Долженко меж тем пытался идти своей дорогой, пускай каждый шаг и давался с трудом. И хотя его путь пролегал прочь из двора, в противоположную от собравшихся сторону, наш герой прекрасно расслышал их активное обсуждение:

– Ох, как же больно, братцы… раскалывается голова.

– Дык, ёлы-палы, ты пить-то кончай. Кончай, я тебе говорю.

– Бросит он, как же. К врачу его надо везти. Только не к нашему, тот не умеет запой лечить ни хрена. Потому что сам алкаш, во…

– Да не мельтеши ты. В общем, Коля, ты понял нас. Завязывать тебе надо. А то к тебе вечно как ни придёшь, ты уже в разобранном виде.

– А что такое?

– Я ж у тебя давно спросить хочу… Мы оба хотим. Ты ж обещал сообщить нам, узнать через Людку, когда там у нас встреча одноклассников намечается. Всё же 60 лет после выпуска. Ну и как?

– А будет она-то?

– Ты кончай тут. А как же – будет, должна быть…

– Щас… дай подумать.

– Да, с тобой каши не сваришь. А ведь с одноклассниками увидеться хочется.

– Да там, кажись, одноклассников уже не осталось. Одни одноклассницы… А мы тут с вами, как три тополя на Плющихе.

– Да уж, всё меньше и меньше нас…

– А ведь Гришка Нечипорук умер. Слыхали?

– Нет.

– Да чего мы только уже не слыхали. Этот ушёл, тот ушёл. Это уже не остановить. Пришли, ушли, и уже… как-то ровно к этому дышишь.

– Ох, ребят… да как же тут ровно дышать. Это не пустяки. Это с ними жизнь наша уходит. Как вы не понимаете… Э-эх… Без них, без родных, без друзей, мы и сами… пустеем. Вянем.

– А что ж ты хотел? Мы уже не будем прежними. Годы…

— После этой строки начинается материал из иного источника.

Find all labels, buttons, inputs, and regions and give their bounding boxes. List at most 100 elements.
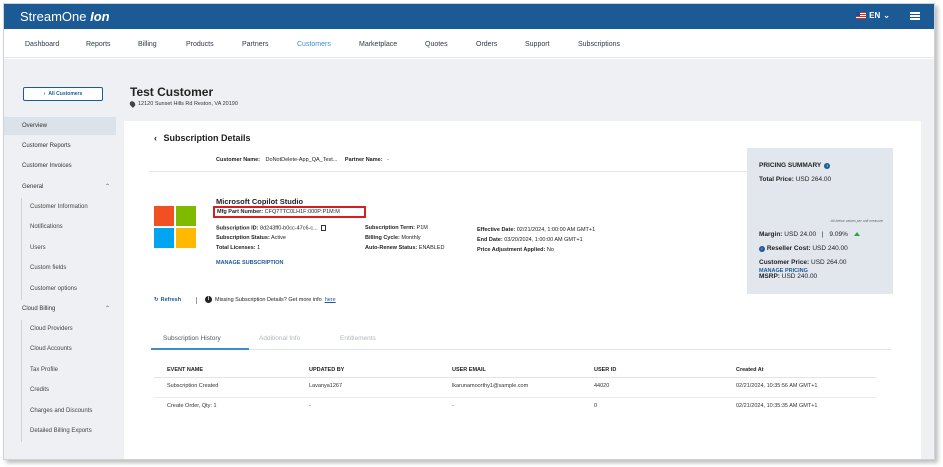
sidebar: ‹ All Customers Overview Customer Report… bbox=[4, 59, 116, 459]
product-name: Microsoft Copilot Studio bbox=[216, 197, 304, 206]
info-icon: i bbox=[205, 296, 212, 303]
tab-subscription-history[interactable]: Subscription History bbox=[163, 335, 221, 342]
chevron-down-icon: ⌄ bbox=[883, 11, 890, 20]
customer-partner-row: Customer Name: DoNotDelete-App_QA_Test..… bbox=[216, 157, 389, 163]
info-icon[interactable]: i bbox=[824, 162, 831, 169]
customer-address: 12120 Sunset Hills Rd Reston, VA 20190 bbox=[128, 100, 238, 108]
nav-orders[interactable]: Orders bbox=[476, 41, 497, 48]
table-cell: 0 bbox=[594, 403, 598, 409]
trend-up-icon bbox=[853, 232, 860, 237]
nav-products[interactable]: Products bbox=[186, 41, 214, 48]
customer-name-value: DoNotDelete-App_QA_Test... bbox=[265, 157, 338, 163]
sidebar-item-customer-invoices[interactable]: Customer Invoices bbox=[4, 157, 116, 175]
sidebar-item-charges-discounts[interactable]: Charges and Discounts bbox=[4, 402, 116, 420]
nav-reports[interactable]: Reports bbox=[86, 41, 111, 48]
sidebar-item-cloud-providers[interactable]: Cloud Providers bbox=[4, 320, 116, 338]
nav-dashboard[interactable]: Dashboard bbox=[25, 41, 59, 48]
table-cell: 02/21/2024, 10:35:56 AM GMT+1 bbox=[736, 383, 818, 389]
price-adjustment: Price Adjustment Applied: No bbox=[477, 247, 554, 253]
us-flag-icon bbox=[856, 12, 867, 19]
sidebar-item-notifications[interactable]: Notifications bbox=[4, 218, 116, 236]
sidebar-group-cloud-billing[interactable]: Cloud Billing ⌃ bbox=[4, 300, 116, 318]
sidebar-item-custom-fields[interactable]: Custom fields bbox=[4, 259, 116, 277]
active-tab-indicator bbox=[151, 348, 249, 350]
tab-additional-info[interactable]: Additional Info bbox=[259, 335, 300, 342]
app-window: StreamOne Ion EN ⌄ Dashboard Reports Bil… bbox=[3, 3, 935, 460]
table-cell: lkarunamoorthy1@sample.com bbox=[452, 383, 529, 389]
chevron-left-icon: ‹ bbox=[154, 133, 157, 143]
sidebar-item-credits[interactable]: Credits bbox=[4, 381, 116, 399]
nav-quotes[interactable]: Quotes bbox=[425, 41, 448, 48]
page-title: Test Customer bbox=[130, 85, 214, 99]
chevron-up-icon: ⌃ bbox=[104, 306, 110, 312]
per-unit-note: All below values per unit measure bbox=[830, 219, 883, 223]
language-selector[interactable]: EN ⌄ bbox=[856, 11, 890, 20]
reseller-cost: i Reseller Cost: USD 240.00 bbox=[759, 245, 848, 252]
sidebar-item-customer-reports[interactable]: Customer Reports bbox=[4, 137, 116, 155]
end-date: End Date: 03/20/2024, 1:00:00 AM GMT+1 bbox=[477, 237, 583, 243]
effective-date: Effective Date: 02/21/2024, 1:00:00 AM G… bbox=[477, 227, 596, 233]
info-icon[interactable]: i bbox=[759, 246, 765, 252]
column-header: EVENT NAME bbox=[167, 367, 204, 373]
app-logo[interactable]: StreamOne Ion bbox=[20, 9, 110, 24]
table-cell: Lavanya1267 bbox=[309, 383, 343, 389]
table-cell: 02/21/2024, 10:35:35 AM GMT+1 bbox=[736, 403, 818, 409]
pricing-summary-title: PRICING SUMMARY i bbox=[759, 162, 831, 169]
sidebar-item-overview[interactable]: Overview bbox=[4, 117, 116, 135]
sidebar-item-customer-information[interactable]: Customer Information bbox=[4, 198, 116, 216]
nav-support[interactable]: Support bbox=[525, 41, 550, 48]
billing-cycle: Billing Cycle: Monthly bbox=[365, 235, 421, 241]
subscription-id: Subscription ID: 8d243ff0-b0cc-47c6-c... bbox=[216, 225, 327, 231]
column-header: Created At bbox=[736, 367, 764, 373]
sidebar-item-cloud-accounts[interactable]: Cloud Accounts bbox=[4, 340, 116, 358]
sidebar-item-users[interactable]: Users bbox=[4, 239, 116, 257]
subscription-card: ‹ Subscription Details Customer Name: Do… bbox=[124, 121, 921, 459]
table-cell: - bbox=[309, 403, 311, 409]
nav-customers[interactable]: Customers bbox=[297, 41, 331, 48]
subscription-term: Subscription Term: P1M bbox=[365, 225, 428, 231]
nav-subscriptions[interactable]: Subscriptions bbox=[578, 41, 620, 48]
table-cell: Create Order, Qty: 1 bbox=[167, 403, 217, 409]
row-divider bbox=[154, 397, 876, 398]
table-cell: - bbox=[452, 403, 454, 409]
msrp: MSRP: USD 240.00 bbox=[759, 273, 818, 280]
location-pin-icon bbox=[128, 100, 137, 108]
column-header: USER ID bbox=[594, 367, 617, 373]
tab-entitlements[interactable]: Entitlements bbox=[340, 335, 376, 342]
divider bbox=[196, 297, 197, 304]
sidebar-item-tax-profile[interactable]: Tax Profile bbox=[4, 361, 116, 379]
divider bbox=[149, 171, 749, 172]
subscription-status: Subscription Status: Active bbox=[216, 235, 286, 241]
column-header: USER EMAIL bbox=[452, 367, 486, 373]
all-customers-button[interactable]: ‹ All Customers bbox=[23, 87, 103, 101]
chevron-up-icon: ⌃ bbox=[104, 184, 110, 190]
subscription-details-header[interactable]: ‹ Subscription Details bbox=[154, 133, 251, 143]
refresh-button[interactable]: ↻ Refresh bbox=[154, 297, 181, 303]
refresh-icon: ↻ bbox=[154, 297, 159, 303]
table-cell: Subscription Created bbox=[167, 383, 219, 389]
nav-marketplace[interactable]: Marketplace bbox=[359, 41, 397, 48]
column-header: UPDATED BY bbox=[309, 367, 345, 373]
mfg-part-number: Mfg Part Number: CFQ7TTC0LH1F:000P:P1M:M bbox=[217, 209, 340, 215]
main-area: ‹ All Customers Overview Customer Report… bbox=[4, 59, 934, 459]
copy-icon[interactable] bbox=[321, 225, 327, 231]
nav-billing[interactable]: Billing bbox=[138, 41, 157, 48]
header-divider bbox=[154, 377, 876, 378]
auto-renew-status: Auto-Renew Status: ENABLED bbox=[365, 245, 445, 251]
get-more-info-link[interactable]: here bbox=[325, 297, 336, 303]
manage-subscription-link[interactable]: MANAGE SUBSCRIPTION bbox=[216, 260, 284, 266]
sidebar-item-customer-options[interactable]: Customer options bbox=[4, 280, 116, 298]
main-nav: Dashboard Reports Billing Products Partn… bbox=[4, 29, 934, 58]
customer-price: Customer Price: USD 264.00 bbox=[759, 259, 847, 266]
top-bar: StreamOne Ion EN ⌄ bbox=[4, 4, 934, 29]
nav-partners[interactable]: Partners bbox=[242, 41, 268, 48]
manage-pricing-link[interactable]: MANAGE PRICING bbox=[759, 268, 808, 274]
sidebar-group-general[interactable]: General ⌃ bbox=[4, 178, 116, 196]
margin: Margin: USD 24.00 | 9.09% bbox=[759, 231, 860, 238]
microsoft-logo-icon bbox=[154, 206, 198, 250]
language-label: EN bbox=[869, 11, 881, 20]
sidebar-item-detailed-billing-exports[interactable]: Detailed Billing Exports bbox=[4, 422, 116, 440]
section-title: Subscription Details bbox=[163, 133, 251, 143]
tab-bar-line bbox=[151, 349, 891, 350]
hamburger-menu-icon[interactable] bbox=[910, 12, 920, 20]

– Ты и так уже завял, Коль. И совсем пропадёшь, если будешь продолжать так с вином баловаться. Бросай, послушай друзей.

– Эх, товарищи… Больно, противно, конечно. Ну а что делать? Я один остался… Сам на вредном производстве трубил. Все коллеги мои тогдашние, все до единого, умерли уже давно. Организм отравлен. А я здесь. Может, только водка и спасает?

– Слышали уже, от многих такое слышали…

– Да ну тебя, Николай. Если вдруг разведаешь, когда будет встреча эта, то скажи нам. Пошли, Вить.

Двое старичков пошли прочь, а Никола Кузьмич остался на придомовой скамье, тихо причитая: «Кажись, всё-таки, эта встреча в феврале была. Пропустили».